Using & # 8594; in function description
Possible duplicate:
What is a "->" after a function declaration?
I just met the following C ++ function examples using the new auto keyword, and I was hoping someone could help me understand what the syntax means.
template <class T, class U> auto add(T t, U u) -> decltype(t + u); auto f = [](int a, int b) -> int { return a*b; }; In particular, I am confused about the user -> in the function signature, and I expect them to be written in the format
template <class T, class U> auto add(T t, U u) { decltype(t + u); } auto f = [](int a, int b){ return a*b; }; What does the -> operator do, and where can I learn more about this syntax?
What does the operator
->there?
This type of return is refundable. Instead:
int f(); you can equivalently write:
auto f() -> int; If the return type depends on the types of function parameters, you need to use this form; parameters are not available until they are declared:
decltype(t+u) add(T t, U u); // Error: uses `t` and `u` before they're declared auto add(T t, U u) -> decltype(t + u); // OK In addition, if you want to specify the return type of lambda, you must use this form; although, as you point out, in many cases (including this one) you do not need to indicate this at all.
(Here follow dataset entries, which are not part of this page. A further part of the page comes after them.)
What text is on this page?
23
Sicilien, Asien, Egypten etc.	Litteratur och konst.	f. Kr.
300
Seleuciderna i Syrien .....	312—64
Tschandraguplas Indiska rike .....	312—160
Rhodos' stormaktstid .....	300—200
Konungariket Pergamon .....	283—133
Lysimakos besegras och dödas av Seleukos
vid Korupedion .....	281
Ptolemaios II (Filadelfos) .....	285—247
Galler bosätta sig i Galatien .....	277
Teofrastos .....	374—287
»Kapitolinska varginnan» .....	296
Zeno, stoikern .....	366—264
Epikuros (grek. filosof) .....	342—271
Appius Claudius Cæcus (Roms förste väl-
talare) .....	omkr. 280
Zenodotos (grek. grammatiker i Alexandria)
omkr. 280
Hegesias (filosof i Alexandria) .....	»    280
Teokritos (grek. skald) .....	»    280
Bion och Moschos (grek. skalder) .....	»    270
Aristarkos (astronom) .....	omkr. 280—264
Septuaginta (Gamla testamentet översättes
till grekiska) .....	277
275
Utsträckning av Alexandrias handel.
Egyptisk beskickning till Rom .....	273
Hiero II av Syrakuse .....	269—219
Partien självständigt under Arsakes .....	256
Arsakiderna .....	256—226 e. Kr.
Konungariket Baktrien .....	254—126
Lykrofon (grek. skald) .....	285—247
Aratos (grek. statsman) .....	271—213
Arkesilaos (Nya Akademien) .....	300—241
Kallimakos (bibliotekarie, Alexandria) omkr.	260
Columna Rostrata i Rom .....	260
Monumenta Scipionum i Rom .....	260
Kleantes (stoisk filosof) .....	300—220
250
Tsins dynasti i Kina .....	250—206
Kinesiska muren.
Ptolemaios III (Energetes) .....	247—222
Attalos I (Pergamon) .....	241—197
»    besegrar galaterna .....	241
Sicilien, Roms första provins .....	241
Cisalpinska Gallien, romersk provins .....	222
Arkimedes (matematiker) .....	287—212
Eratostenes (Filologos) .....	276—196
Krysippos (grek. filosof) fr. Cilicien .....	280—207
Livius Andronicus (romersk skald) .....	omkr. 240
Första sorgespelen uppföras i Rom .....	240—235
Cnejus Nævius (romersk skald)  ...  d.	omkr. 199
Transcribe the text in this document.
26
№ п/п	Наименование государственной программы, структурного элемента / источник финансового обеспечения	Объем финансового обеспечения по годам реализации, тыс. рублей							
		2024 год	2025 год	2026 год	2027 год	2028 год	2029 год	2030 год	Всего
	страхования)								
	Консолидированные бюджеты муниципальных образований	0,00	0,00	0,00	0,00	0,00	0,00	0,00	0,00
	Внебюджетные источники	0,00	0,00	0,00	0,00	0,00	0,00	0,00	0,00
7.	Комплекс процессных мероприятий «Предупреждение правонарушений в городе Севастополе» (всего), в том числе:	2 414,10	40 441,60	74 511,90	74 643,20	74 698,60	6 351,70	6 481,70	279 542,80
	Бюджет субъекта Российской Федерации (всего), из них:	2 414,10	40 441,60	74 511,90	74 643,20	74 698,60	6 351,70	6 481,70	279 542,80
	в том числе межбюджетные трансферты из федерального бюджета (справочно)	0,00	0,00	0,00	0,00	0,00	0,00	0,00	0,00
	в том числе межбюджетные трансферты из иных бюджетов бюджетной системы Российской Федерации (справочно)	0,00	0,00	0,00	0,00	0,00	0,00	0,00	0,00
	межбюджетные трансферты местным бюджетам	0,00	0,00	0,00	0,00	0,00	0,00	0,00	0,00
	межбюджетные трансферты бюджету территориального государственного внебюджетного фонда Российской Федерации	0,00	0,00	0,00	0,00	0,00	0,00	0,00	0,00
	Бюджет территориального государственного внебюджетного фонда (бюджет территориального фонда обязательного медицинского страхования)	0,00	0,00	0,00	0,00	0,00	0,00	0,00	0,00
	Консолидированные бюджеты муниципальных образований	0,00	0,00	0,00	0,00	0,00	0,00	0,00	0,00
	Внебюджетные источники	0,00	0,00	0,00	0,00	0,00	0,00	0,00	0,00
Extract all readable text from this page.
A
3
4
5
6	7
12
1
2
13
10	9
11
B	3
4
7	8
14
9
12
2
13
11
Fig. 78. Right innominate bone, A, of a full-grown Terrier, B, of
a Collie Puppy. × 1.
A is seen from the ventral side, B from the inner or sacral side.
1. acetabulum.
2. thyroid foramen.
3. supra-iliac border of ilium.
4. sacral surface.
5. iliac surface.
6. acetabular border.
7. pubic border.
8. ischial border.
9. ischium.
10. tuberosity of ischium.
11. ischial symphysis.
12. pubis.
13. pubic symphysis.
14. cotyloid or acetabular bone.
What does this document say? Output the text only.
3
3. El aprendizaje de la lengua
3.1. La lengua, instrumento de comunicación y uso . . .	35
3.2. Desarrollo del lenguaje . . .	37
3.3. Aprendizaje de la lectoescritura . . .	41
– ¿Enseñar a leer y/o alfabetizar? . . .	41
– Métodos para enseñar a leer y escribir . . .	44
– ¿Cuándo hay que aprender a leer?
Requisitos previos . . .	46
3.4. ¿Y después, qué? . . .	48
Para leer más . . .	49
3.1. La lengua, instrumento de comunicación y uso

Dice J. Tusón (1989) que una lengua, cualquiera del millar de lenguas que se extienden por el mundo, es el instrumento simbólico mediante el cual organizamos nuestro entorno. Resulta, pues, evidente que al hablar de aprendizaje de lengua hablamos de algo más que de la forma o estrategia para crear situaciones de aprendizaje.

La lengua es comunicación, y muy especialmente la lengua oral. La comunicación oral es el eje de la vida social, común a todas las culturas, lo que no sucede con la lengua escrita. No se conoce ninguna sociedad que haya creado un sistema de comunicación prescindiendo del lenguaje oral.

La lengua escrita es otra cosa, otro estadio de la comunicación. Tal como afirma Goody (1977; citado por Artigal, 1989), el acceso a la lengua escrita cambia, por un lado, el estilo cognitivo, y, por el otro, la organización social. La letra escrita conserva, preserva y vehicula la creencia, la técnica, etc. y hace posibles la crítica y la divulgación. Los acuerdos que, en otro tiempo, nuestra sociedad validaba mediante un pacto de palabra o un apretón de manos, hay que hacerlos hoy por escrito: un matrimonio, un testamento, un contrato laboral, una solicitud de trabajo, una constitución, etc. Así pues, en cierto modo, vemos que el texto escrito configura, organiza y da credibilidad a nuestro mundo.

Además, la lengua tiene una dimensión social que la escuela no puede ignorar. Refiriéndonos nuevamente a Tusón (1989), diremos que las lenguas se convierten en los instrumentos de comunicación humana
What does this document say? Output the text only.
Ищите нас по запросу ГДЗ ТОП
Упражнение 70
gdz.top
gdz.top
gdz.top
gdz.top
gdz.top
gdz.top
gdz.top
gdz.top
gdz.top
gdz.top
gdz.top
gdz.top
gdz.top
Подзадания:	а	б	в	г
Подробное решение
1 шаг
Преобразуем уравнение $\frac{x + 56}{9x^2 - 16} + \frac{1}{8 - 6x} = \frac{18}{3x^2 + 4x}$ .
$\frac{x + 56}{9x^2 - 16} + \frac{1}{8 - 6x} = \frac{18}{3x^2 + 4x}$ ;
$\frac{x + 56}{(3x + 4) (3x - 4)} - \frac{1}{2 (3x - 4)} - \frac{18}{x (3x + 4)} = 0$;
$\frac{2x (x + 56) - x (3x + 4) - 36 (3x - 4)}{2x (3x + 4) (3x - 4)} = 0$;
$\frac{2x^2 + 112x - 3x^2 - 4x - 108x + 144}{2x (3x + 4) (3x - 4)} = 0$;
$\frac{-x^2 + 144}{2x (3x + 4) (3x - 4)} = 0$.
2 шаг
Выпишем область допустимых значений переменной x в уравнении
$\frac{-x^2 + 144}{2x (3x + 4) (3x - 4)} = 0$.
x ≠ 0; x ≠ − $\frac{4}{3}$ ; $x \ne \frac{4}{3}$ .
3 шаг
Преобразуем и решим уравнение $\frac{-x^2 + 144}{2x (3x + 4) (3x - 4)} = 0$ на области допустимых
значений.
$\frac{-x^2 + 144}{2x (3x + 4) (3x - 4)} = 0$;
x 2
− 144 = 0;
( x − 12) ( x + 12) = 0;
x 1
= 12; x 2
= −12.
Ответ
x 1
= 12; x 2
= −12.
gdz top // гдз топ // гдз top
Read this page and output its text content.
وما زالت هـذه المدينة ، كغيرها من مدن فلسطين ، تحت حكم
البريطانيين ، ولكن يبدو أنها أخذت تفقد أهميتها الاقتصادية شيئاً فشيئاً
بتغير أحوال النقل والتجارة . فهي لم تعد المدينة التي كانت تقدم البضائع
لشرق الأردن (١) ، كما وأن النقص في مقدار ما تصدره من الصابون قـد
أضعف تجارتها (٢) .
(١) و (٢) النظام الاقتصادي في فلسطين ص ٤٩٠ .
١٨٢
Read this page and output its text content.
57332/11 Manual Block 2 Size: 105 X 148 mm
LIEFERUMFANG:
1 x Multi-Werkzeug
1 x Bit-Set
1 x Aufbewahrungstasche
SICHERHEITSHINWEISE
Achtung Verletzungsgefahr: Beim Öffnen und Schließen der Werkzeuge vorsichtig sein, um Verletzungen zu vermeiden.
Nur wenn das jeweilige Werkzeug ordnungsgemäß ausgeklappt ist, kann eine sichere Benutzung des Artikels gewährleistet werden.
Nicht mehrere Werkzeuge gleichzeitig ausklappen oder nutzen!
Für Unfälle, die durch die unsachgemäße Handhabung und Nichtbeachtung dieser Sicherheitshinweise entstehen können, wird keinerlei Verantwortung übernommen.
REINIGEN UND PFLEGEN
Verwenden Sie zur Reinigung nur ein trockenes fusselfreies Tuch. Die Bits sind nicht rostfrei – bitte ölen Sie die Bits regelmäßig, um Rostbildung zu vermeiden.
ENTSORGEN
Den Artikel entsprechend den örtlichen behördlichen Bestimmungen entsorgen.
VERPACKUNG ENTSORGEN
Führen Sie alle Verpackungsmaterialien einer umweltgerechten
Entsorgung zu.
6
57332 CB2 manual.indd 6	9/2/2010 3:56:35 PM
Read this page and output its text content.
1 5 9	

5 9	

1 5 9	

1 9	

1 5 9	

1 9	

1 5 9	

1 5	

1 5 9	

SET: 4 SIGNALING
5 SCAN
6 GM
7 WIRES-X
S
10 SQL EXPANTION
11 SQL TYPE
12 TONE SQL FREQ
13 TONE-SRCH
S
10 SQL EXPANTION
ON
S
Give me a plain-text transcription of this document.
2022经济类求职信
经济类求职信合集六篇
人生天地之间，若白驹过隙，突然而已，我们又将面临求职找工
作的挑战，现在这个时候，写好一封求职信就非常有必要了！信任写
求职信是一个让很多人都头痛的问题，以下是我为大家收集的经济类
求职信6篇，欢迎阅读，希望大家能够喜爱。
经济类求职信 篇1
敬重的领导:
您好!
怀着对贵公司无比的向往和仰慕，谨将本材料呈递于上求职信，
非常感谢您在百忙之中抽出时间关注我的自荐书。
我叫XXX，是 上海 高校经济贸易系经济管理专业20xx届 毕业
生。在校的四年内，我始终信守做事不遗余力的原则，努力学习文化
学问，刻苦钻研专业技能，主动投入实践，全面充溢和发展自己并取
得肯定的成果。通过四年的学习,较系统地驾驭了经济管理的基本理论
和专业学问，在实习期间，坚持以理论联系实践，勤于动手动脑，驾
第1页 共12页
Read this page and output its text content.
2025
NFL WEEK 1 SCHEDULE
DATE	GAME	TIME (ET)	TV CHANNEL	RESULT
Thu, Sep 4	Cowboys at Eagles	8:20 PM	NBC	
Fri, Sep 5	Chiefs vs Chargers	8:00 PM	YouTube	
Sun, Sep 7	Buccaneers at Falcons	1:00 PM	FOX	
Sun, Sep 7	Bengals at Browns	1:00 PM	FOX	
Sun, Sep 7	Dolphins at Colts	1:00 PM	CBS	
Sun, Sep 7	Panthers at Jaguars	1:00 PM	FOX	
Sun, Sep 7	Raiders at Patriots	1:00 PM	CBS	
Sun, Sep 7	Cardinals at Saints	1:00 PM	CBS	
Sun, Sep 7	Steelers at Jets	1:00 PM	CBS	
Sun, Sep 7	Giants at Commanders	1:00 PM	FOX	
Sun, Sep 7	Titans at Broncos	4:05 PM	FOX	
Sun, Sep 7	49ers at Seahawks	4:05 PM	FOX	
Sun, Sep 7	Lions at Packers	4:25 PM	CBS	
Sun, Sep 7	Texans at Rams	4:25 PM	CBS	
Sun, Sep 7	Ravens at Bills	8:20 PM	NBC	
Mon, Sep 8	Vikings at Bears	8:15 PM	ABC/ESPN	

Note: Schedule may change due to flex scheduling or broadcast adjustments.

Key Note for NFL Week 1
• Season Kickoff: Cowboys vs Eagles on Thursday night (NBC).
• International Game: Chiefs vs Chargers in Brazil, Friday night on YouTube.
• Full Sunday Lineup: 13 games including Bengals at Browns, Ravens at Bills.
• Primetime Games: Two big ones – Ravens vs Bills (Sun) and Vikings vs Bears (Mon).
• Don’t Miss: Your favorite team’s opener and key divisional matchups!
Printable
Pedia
[dcl.spec.auto] / 2 explains how to write a function declaration with an automatic return type:
An automatic type specifier can be displayed using a function declarator with a return type of return type (8.3.5) in any context in which such an identifier is valid.
And then, in [dcl.fct] / 12, there is a note:
Typedefs and trailing-return-types are sometimes convenient when the return type of a function is complex. For example, the fpif function above could be declared
typedef int IFUNC(int); IFUNC* fpif(int); or
auto fpif(int)->int(*)(int) The trailing-return type is most useful for a type that will be more difficult to specify before the declarator identifier:
template <class T, class U> auto add(T t, U u) -> decltype(t + u); but not
template <class T, class U> decltype((*(T*)0) + (*(U*)0)) add(T t, U u); This syntax (called trailing-return-type) is a workaround for using the expression as the return type as follows:
template <class T, class U> decltype(t + u) add(T t, U u) { ... } ... will not be correct in C ++.
I must say that this problem is explained quite well (I suppose) in the Wiki .
-> is the return type of return.
C ++ 11 proposed an alternative syntax for declaring a function. The auto keyword takes the place of the usual type of the return function, and the actual type of the return value begins after -> .
For instance,
auto f (int a, int b) -> int; equivalently
int f(int a, int b); This function is most useful for template functions where the return type must be inferred from the template parameters.
For instance,
template <class T, class U> auto add(T t, U u) -> decltype(t + u); the type of the return value will be the type of the expression (t+u) .
What does the operator → where I can learn more about this syntax?
There is a very good explanation about this at cprogramming .
The essence of using → (in your case) or auto, decltype is convenience and allows you to focus more on programming logic.
Return Type of the return value (->) allows you to include information about the return type in the function declaration itself.
In the case of your alternative example:
auto add(T t, U u) { decltype(t + u); } If the function is quite complex, then it would be rather difficult (not obvious) for the reader of your program to figure out what the expected return type is.